A 50 anni dall’attentato di Piazza Fontana regge ancora il mistero. Una pagina tragica della nostra storia. Ma anche un fallimento per la Giustizia

“Il 12 dicembre 1969 una bomba scoppia all’interno della Banca Nazionale dell’Agricoltura in piazza Fontana a Milano provocando 17 morti e 88 feriti. Considerata la “madre di tutte le stragi”, di fatto aprirà quella stagione molto tormentata della nostra storia recente, comunemente identificata nell’espressione “anni di piombo”. Anni in cui si sparava, appunto: nel giro di qualche mese si passa dal movimento sessantottino, controculturale, anticonformista e rivoluzionario ma sostanzialmente non eversivo e con un carattere di protesta anche creativa, alla strategia della tensione, alle violenze di piazza, alla lotta armata e a veri e propri atti di terrorismo. Perché di questo si trattò quel giorno di 50 anni: il primo atto di una strategia eversiva molto più ampia e ispirata a un sistematico disegno criminale.

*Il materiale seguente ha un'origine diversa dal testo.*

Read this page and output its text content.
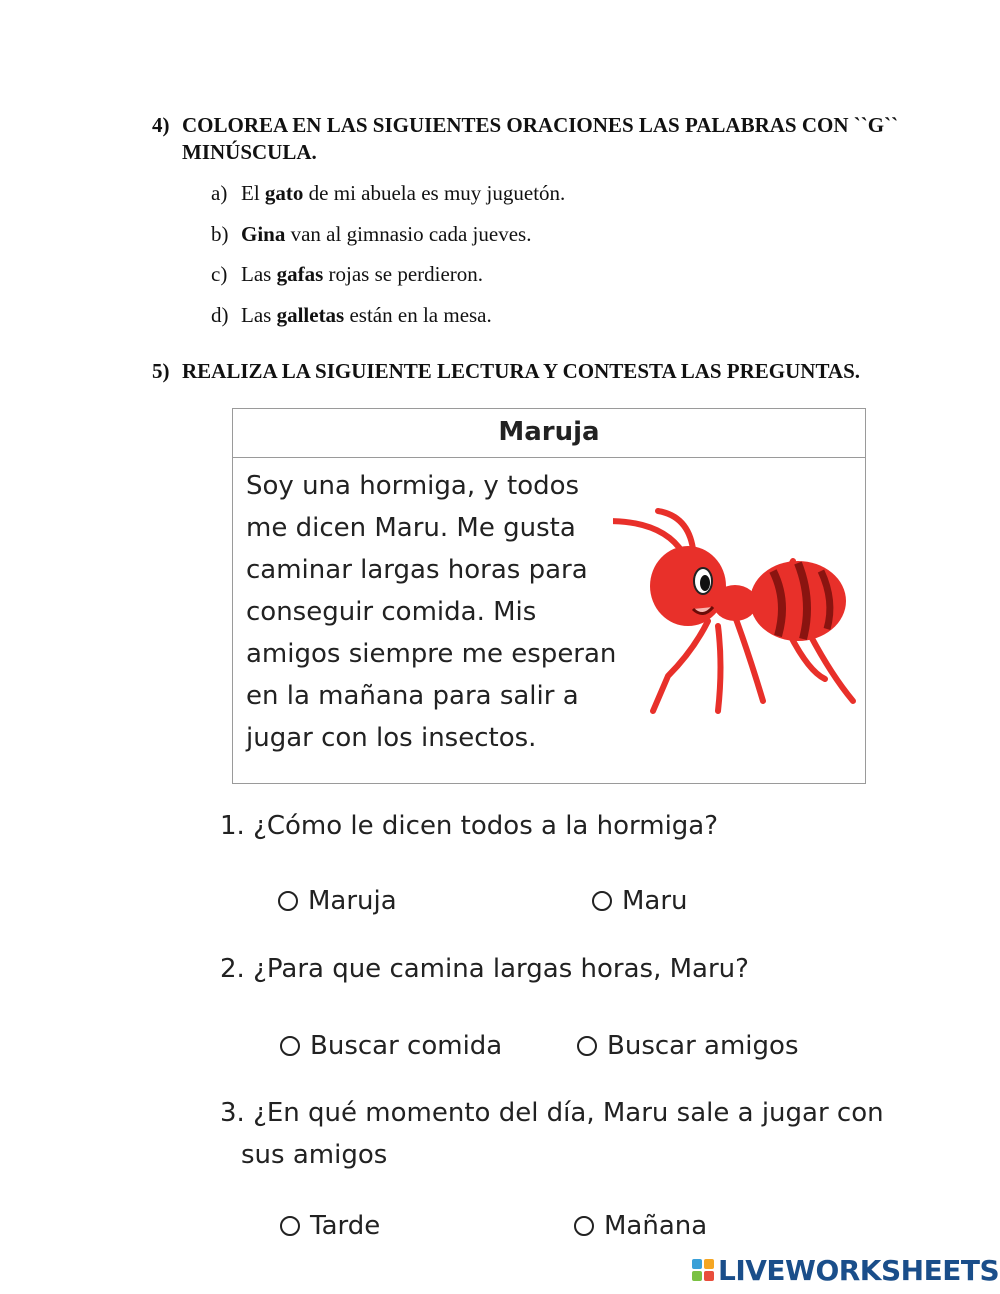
4) COLOREA EN LAS SIGUIENTES ORACIONES LAS PALABRAS CON ``G`` MINÚSCULA.
a) El gato de mi abuela es muy juguetón.
b) Gina van al gimnasio cada jueves.
c) Las gafas rojas se perdieron.
d) Las galletas están en la mesa.
5) REALIZA LA SIGUIENTE LECTURA Y CONTESTA LAS PREGUNTAS.
Maruja
Soy una hormiga, y todos
me dicen Maru. Me gusta
caminar largas horas para
conseguir comida. Mis
amigos siempre me esperan
en la mañana para salir a
jugar con los insectos.
1. ¿Cómo le dicen todos a la hormiga?
Maruja	Maru
2. ¿Para que camina largas horas, Maru?
Buscar comida	Buscar amigos
3. ¿En qué momento del día, Maru sale a jugar con
sus amigos
Tarde	Mañana
LIVEWORKSHEETS
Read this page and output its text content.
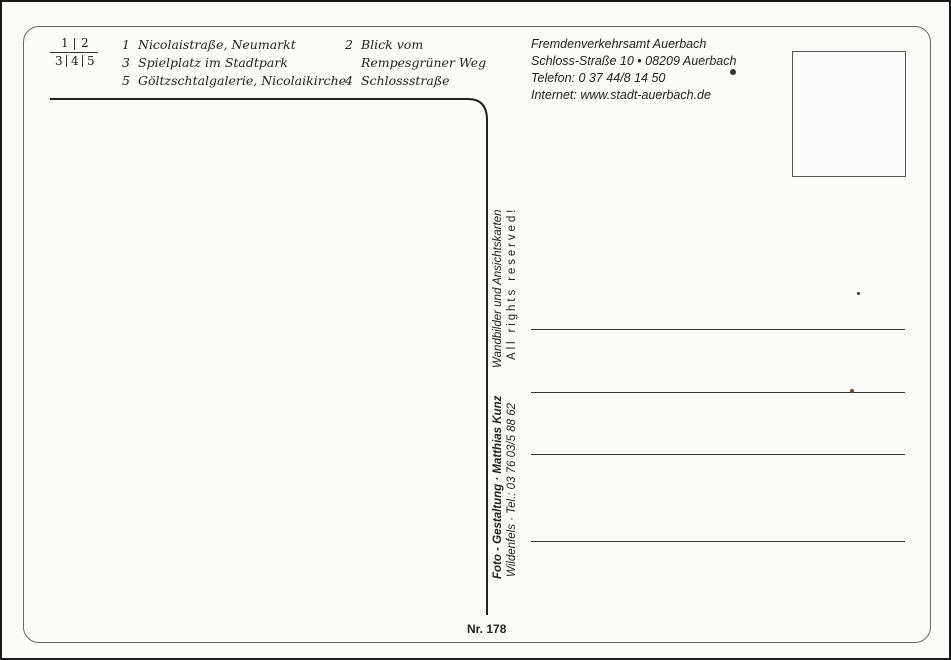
1 2
3 4 5
1 Nicolaistraße, Neumarkt
3 Spielplatz im Stadtpark
5 Göltzschtalgalerie, Nicolaikirche
2 Blick vom
Rempesgrüner Weg
4 Schlossstraße
Fremdenverkehrsamt Auerbach
Schloss-Straße 10 • 08209 Auerbach
Telefon: 0 37 44/8 14 50
Internet: www.stadt-auerbach.de
Wandbilder und Ansichtskarten All rights reserved!
Foto - Gestaltung · Matthias Kunz Wildenfels · Tel.: 03 76 03/5 88 62
Nr. 178
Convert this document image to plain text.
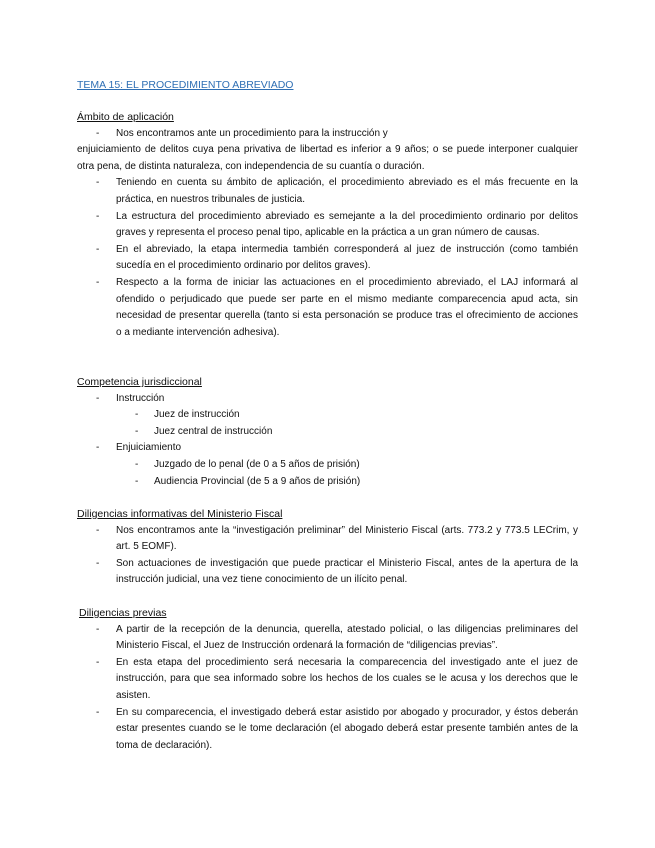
TEMA 15: EL PROCEDIMIENTO ABREVIADO
Ámbito de aplicación
- Nos encontramos ante un procedimiento para la instrucción y
enjuiciamiento de delitos cuya pena privativa de libertad es inferior a 9 años; o se puede interponer cualquier otra pena, de distinta naturaleza, con independencia de su cuantía o duración.
- Teniendo en cuenta su ámbito de aplicación, el procedimiento abreviado es el más frecuente en la práctica, en nuestros tribunales de justicia.
- La estructura del procedimiento abreviado es semejante a la del procedimiento ordinario por delitos graves y representa el proceso penal tipo, aplicable en la práctica a un gran número de causas.
- En el abreviado, la etapa intermedia también corresponderá al juez de instrucción (como también sucedía en el procedimiento ordinario por delitos graves).
- Respecto a la forma de iniciar las actuaciones en el procedimiento abreviado, el LAJ informará al ofendido o perjudicado que puede ser parte en el mismo mediante comparecencia apud acta, sin necesidad de presentar querella (tanto si esta personación se produce tras el ofrecimiento de acciones o a mediante intervención adhesiva).
Competencia jurisdiccional
- Instrucción
- Juez de instrucción
- Juez central de instrucción
- Enjuiciamiento
- Juzgado de lo penal (de 0 a 5 años de prisión)
- Audiencia Provincial (de 5 a 9 años de prisión)
Diligencias informativas del Ministerio Fiscal
- Nos encontramos ante la “investigación preliminar” del Ministerio Fiscal (arts. 773.2 y 773.5 LECrim, y art. 5 EOMF).
- Son actuaciones de investigación que puede practicar el Ministerio Fiscal, antes de la apertura de la instrucción judicial, una vez tiene conocimiento de un ilícito penal.
Diligencias previas
- A partir de la recepción de la denuncia, querella, atestado policial, o las diligencias preliminares del Ministerio Fiscal, el Juez de Instrucción ordenará la formación de “diligencias previas”.
- En esta etapa del procedimiento será necesaria la comparecencia del investigado ante el juez de instrucción, para que sea informado sobre los hechos de los cuales se le acusa y los derechos que le asisten.
- En su comparecencia, el investigado deberá estar asistido por abogado y procurador, y éstos deberán estar presentes cuando se le tome declaración (el abogado deberá estar presente también antes de la toma de declaración).
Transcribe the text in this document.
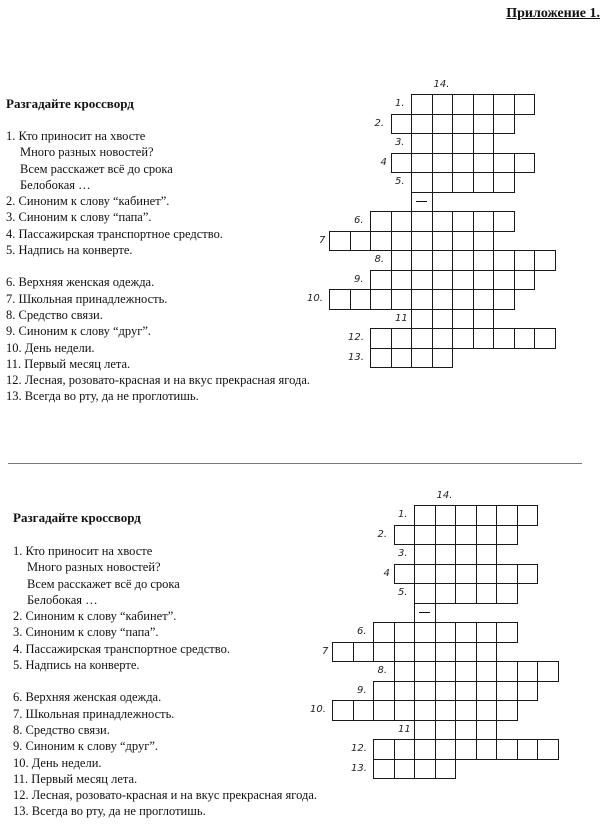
Приложение 1.
Разгадайте кроссворд
1. Кто приносит на хвосте
Много разных новостей?
Всем расскажет всё до срока
Белобокая …
2. Синоним к слову “кабинет”.
3. Синоним к слову “папа”.
4. Пассажирская транспортное средство.
5. Надпись на конверте.
6. Верхняя женская одежда.
7. Школьная принадлежность.
8. Средство связи.
9. Синоним к слову “друг”.
10. День недели.
11. Первый месяц лета.
12. Лесная, розовато-красная и на вкус прекрасная ягода.
13. Всегда во рту, да не проглотишь.
14.
1.
2.
3.
4
5.
6.
7
8.
9.
10.
11
12.
13.
Разгадайте кроссворд
1. Кто приносит на хвосте
Много разных новостей?
Всем расскажет всё до срока
Белобокая …
2. Синоним к слову “кабинет”.
3. Синоним к слову “папа”.
4. Пассажирская транспортное средство.
5. Надпись на конверте.
6. Верхняя женская одежда.
7. Школьная принадлежность.
8. Средство связи.
9. Синоним к слову “друг”.
10. День недели.
11. Первый месяц лета.
12. Лесная, розовато-красная и на вкус прекрасная ягода.
13. Всегда во рту, да не проглотишь.
14.
1.
2.
3.
4
5.
6.
7
8.
9.
10.
11
12.
13.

Solo quel giorno gli attentati terroristici furono cinque, concentrati in un lasso di tempo di appena 53 minuti e colpirono contemporaneamente Roma e Milano, le due maggiori città italiane. A Roma ci furono tre attentati che provocarono 16 feriti, uno alla Banca Nazionale del Lavoro in via San Basilio, uno in Piazza Venezia e un altro all’Altare della Patria; a Milano, una seconda bomba venne ritrovata inesplosa in piazza della Scala. Tutto il 1969 fu un anno denso di contestazioni, alle proteste studentesche e alle lotte dei lavoratori per i rinnovi contrattuali, con forti contrasti nei posti di lavoro e nelle fabbriche – il cosiddetto “autunno caldo” – e a un’estremizzazione della dialettica politica si aggiunsero le stragi, che contribuirono a far precipitare un clima già agitato, di insicurezza e pericolo.

Fu un crescendo: il livello dello scontro si alzò sempre di più e, mentre per gli attentati vengono accusate persone che poi si riveleranno estranee, qualcuno cominciò a parlare di “stragi di Stato”; per alcuni gli anni di piombo sono gli anni del terrorismo di sinistra, per altri dell’eversione di destra con l’ideazione e la messa a punto di atti terroristici da attribuire agli anarchici o ai comunisti volti a diffondere fra la gente uno stato di tensione e di paura tali da far giustificare o auspicare svolte politiche di stampo autoritario. Al di là del fine, l’obiettivo fu comunque raggiunto: destabilizzare la situazione politica italiana colpendo cittadini inermi, vittime casuali la cui unica “colpa” era quella di trovarsi al momento sbagliato nel posto sbagliato.

Una banca, un treno, una piazza, una stazione. Orrore e indignazione, processi, condanne, assoluzioni e piste sbagliate: di fatto le stragi di quegli anni, al di là delle cerimonie di commemorazione, hanno rappresentato un fallimento quasi completo dell’attività giudiziaria, compresa la strage di Piazza Fontana. Nel giugno 2005 la Corte di Cassazione ha stabilito che fu opera di un gruppo eversivo costituito a Padova nell’alveo di “Ordine nuovo”, un gruppo politico di estrema destra extraparlamentare nato nel dicembre 1969 e capitanato da Franco Freda e Giovanni Ventura, non più perseguibili in quanto precedentemente assolti con giudizio definitivo dalla Corte d’assise d’appello di Bari. E gli esecutori materiali, cioè coloro che portarono la valigia con la bomba sono ancora oggi ignoti.